BNA Daily Labor Report, November 29, 2010, Monday

BNA Daily Labor Report

November 29, 2010, Monday

BNA Daily Labor Report

Election Had Little Impact on DOL Agenda
Official Says During Webcast Discussion

The recent midterm election results will not have a major impact on the Labor Department's agenda in the near term, despite the changing makeup of Congress, Deputy Labor Secretary Seth Harris said Nov. 29.

Speaking with Dean Harry Katz of Cornell University's Industrial and Labor Relations School as part of a Cornell-sponsored series of policy webcasts, Harris said the election results were “not a ratification of the view that we have to drastically slash government spending,” and that DOL programs to foster job creation and help workers will continue.

“No one lost jobs because of radical government spending,” Harris said. He added that DOL is “not really a job-creating agency,” but it can help ensure that unemployed workers transition smoothly into new jobs through apprenticeship and on-the-job training programs, for example.

“Our agenda hasn't changed” because of the new makeup of Congress, Harris said. But, “the question we will now face is how we're going to negotiate with the House and Senate over their role in us implementing our agenda.”

‘Dialogue With Appropriators.'

Describing that process as a “give and take” with lawmakers, Harris said the department would “be in a dialogue with our appropriators” about which DOL programs work best and are most successful in achieving their goals.

“It will be incumbent on us to communicate effectively how we're making workers' lives better,” Harris said.

The department's goal of “making workers' lives better,” Harris said, was reflected in its recent release of a five-year strategic plan (193 DLR A-11, 10/6/10).

“The government spends a lot of time talking about itself and not enough about the people it serves,” Harris said.

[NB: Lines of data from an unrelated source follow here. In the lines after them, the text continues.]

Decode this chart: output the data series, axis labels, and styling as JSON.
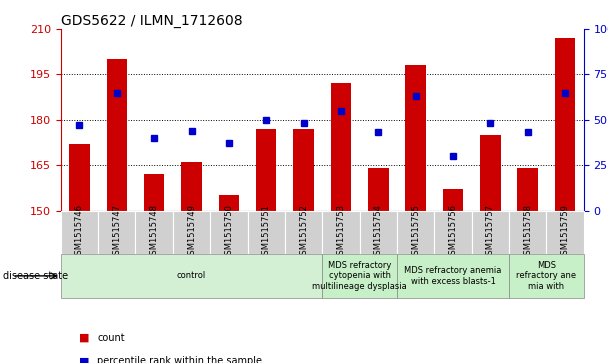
{
  "title": "GDS5622 / ILMN_1712608",
  "samples": [
    "GSM1515746",
    "GSM1515747",
    "GSM1515748",
    "GSM1515749",
    "GSM1515750",
    "GSM1515751",
    "GSM1515752",
    "GSM1515753",
    "GSM1515754",
    "GSM1515755",
    "GSM1515756",
    "GSM1515757",
    "GSM1515758",
    "GSM1515759"
  ],
  "counts": [
    172,
    200,
    162,
    166,
    155,
    177,
    177,
    192,
    164,
    198,
    157,
    175,
    164,
    207
  ],
  "percentiles": [
    47,
    65,
    40,
    44,
    37,
    50,
    48,
    55,
    43,
    63,
    30,
    48,
    43,
    65
  ],
  "y_min": 150,
  "y_max": 210,
  "y_ticks": [
    150,
    165,
    180,
    195,
    210
  ],
  "y2_ticks": [
    0,
    25,
    50,
    75,
    100
  ],
  "y2_labels": [
    "0",
    "25",
    "50",
    "75",
    "100%"
  ],
  "bar_color": "#cc0000",
  "square_color": "#0000cc",
  "bar_width": 0.55,
  "group_defs": [
    {
      "start": 0,
      "end": 7,
      "label": "control",
      "color": "#d4f0d4"
    },
    {
      "start": 7,
      "end": 9,
      "label": "MDS refractory\ncytopenia with\nmultilineage dysplasia",
      "color": "#c8f0c8"
    },
    {
      "start": 9,
      "end": 12,
      "label": "MDS refractory anemia\nwith excess blasts-1",
      "color": "#c8f0c8"
    },
    {
      "start": 12,
      "end": 14,
      "label": "MDS\nrefractory ane\nmia with",
      "color": "#c8f0c8"
    }
  ],
  "disease_state_label": "disease state",
  "legend_count_label": "count",
  "legend_percentile_label": "percentile rank within the sample",
  "bg_color": "#ffffff",
  "label_cell_color": "#d0d0d0",
  "grid_color": "black",
  "grid_linestyle": ":",
  "grid_linewidth": 0.7,
  "title_fontsize": 10,
  "axis_fontsize": 8,
  "sample_fontsize": 6,
  "group_fontsize": 6,
  "legend_fontsize": 7,
  "disease_state_fontsize": 7
}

The DOL strategic plan, he said, was designed to redirect the department's focus on workers' needs, especially through its emphasis on measuring outcomes of DOL's worker protection agencies.

Asked for a response to criticism that the department is unfriendly to businesses because it seeks to impose burdensome regulations on them, Harris said he was “perplexed” by such assertions because many of the laws enforced by DOL have been in effect for decades. For example, the Fair Labor Standards Act has been on the books for upward of 75 years, Harris said.

“We're not creating a huge mountain of new regulations for employers” to follow, Harris said. “The goal is to achieve compliance” with existing laws, and “there are many strategies” to do so, he said.

‘Not Interested in a Gotcha Game.'

For example, Harris said, DOL's Occupational Safety and Health Administration funds a program targeting small business compliance with the OSH Act. In addition, all of DOL's agencies provide “a mountain of compliance material” on their websites.

“We're not interested in a gotcha game,” Harris said. “We want to ensure compliance with the law,” he said, adding that human resources professionals could play a large role in that effort, especially when it comes to employers reconciling compliance with labor laws with “profit-making strategies.”

Other areas touched on by Harris during the hour-long discussion included the department's programs targeted at veterans. The department was seeking to partner with the Department of Veterans Affairs and other agencies to “help veterans transition to civilian employment,” Harris said, and emphasized that most one-stop career centers, funded through the Workforce Investment Act program, provide priority services for veterans.

Harris said that President Obama likely would be announcing additional programs to promote veterans' employment “in the next few months.”

Harris also emphasized DOL's efforts to help workers with disabilities obtain services through the workforce investment system, as well as the need to meet older workers' job training needs as they transition into new roles as a result of the economic downturn.